A Nightmare on Elm Street (1984)
Movies are made in the language of dreams, but few speak more clearly in the language of bad dreams than A Nightmare on Elm Street, Wes Craven’s terrifying masterpiece of somnambulant horror. The film launched a long-running franchise of Nightmare sequels, but none can match the simple, visceral scares of the original. Robert Englund became a decade’s defining boogeyman as the knife-gloved Freddy Krueger, stalking the teens on Elm Street in their sleep.

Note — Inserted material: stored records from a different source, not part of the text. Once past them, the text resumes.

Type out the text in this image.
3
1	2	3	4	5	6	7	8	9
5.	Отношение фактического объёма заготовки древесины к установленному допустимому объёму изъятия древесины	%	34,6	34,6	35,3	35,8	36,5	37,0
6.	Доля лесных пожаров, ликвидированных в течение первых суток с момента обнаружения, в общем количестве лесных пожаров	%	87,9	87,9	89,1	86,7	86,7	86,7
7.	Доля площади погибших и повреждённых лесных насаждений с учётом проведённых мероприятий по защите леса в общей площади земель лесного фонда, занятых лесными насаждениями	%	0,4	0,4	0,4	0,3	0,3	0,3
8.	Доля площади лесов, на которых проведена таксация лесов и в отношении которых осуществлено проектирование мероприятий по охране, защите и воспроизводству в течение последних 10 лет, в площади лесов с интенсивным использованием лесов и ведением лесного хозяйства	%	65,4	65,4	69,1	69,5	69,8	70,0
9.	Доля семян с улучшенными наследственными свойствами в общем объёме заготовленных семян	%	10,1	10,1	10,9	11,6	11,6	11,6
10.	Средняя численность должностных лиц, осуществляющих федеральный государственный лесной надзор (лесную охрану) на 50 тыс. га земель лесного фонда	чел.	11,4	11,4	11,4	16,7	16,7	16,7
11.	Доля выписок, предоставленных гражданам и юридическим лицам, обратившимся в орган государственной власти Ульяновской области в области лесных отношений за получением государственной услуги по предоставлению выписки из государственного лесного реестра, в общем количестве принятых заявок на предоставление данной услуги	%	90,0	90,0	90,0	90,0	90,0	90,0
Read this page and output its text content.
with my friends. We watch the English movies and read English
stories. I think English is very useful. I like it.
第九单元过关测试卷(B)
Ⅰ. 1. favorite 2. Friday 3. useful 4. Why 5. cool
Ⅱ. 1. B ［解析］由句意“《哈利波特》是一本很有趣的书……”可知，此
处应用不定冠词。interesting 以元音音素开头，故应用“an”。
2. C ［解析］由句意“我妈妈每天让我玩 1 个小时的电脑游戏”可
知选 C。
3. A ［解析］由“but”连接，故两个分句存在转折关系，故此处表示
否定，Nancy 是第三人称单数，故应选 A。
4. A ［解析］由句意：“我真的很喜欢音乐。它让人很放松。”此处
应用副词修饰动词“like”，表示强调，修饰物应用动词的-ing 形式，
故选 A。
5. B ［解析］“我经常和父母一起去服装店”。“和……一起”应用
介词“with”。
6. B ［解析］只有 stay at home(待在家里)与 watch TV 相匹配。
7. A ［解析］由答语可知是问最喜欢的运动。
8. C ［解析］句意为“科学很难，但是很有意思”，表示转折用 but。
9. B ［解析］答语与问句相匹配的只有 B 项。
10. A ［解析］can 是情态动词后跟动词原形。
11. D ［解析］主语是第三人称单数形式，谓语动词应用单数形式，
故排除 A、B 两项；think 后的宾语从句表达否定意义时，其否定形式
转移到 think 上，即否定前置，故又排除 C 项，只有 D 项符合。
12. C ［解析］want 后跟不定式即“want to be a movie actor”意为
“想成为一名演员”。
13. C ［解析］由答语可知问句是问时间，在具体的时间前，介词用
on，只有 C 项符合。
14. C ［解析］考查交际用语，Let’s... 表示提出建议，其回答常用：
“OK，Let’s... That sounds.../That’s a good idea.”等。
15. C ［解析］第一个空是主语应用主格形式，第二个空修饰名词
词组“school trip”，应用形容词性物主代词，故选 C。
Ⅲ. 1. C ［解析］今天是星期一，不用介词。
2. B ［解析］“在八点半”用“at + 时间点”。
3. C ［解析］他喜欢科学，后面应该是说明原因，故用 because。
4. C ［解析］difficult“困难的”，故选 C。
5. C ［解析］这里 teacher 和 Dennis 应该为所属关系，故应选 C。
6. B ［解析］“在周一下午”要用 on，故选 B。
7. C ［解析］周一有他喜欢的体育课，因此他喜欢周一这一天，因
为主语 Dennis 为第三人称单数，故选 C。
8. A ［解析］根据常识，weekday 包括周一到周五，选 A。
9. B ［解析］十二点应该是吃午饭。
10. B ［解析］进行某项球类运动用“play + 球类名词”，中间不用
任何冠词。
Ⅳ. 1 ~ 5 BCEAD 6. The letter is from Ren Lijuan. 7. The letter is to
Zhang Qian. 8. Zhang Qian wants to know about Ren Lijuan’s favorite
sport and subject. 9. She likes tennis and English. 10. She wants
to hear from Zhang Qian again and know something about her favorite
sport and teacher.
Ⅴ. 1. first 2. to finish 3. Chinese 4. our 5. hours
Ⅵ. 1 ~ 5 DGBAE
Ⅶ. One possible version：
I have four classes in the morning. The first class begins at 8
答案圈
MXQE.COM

The Quick and the Dead (1995)
Of all the ’90s movies critics got wrong, this one might be their worst blunder. Contemporary reviews dismissed it as a shallow, superficial, melodramatic Western. In fact, it’s got one of the decade’s deepest casts — including Gene Hackman, Leonardo DiCaprio, Tobin Bell, Lance Henriksen, Keith David, Gary Sinise, Woody Strode, Pat Hingle, Mark Boone Junior, and a fabulous pre-L.A. Confidential Russell Crowe — plus a script full of sharp frontier dialogue and director Sam Raimi applying all of his coolest camera tricks to Western gunfights. What’s not to love?
Titanic (1997)
Just think: Titanic became one of the biggest movies in history because obsessive fans in the late 1990s kept going back to the theater to get lost in the doomed romance between Leonardo DiCaprio’s Jack and Kate WInslet’s Rose over and over again. It did repeat business like few films in the history of the medium. Today, those fans could just pay $15.49 once and watch Titanic every day for an entire month, plus twice on Sundays. There’s a thought experiment for you: If Titanic premiered on Netflix instead of in theaters, would people have watched it five or ten times at home? Would it become the same kind of phenomenon? Or would it have faded quietly into obscurity? It‘s tough to say.
When Harry Met Sally… (1989)
One of the most influential movies of the 1980s, this massively popular rom-com about a man and a woman who enter into a tentative friendship rather than a relationship launched Meg Ryan’s career as a Hollywood A-lister and turned the corned beef sandwich at Katz’s Deli into an unlikely sex symbol for the ages. Nora Ephron’s quotable screenplay gave the world phrases that are still commonplace to this day — When Harry Met Sally… is credited with popularizing the term “high maintenance” — and its structure and style have inspired an endless string of imitators.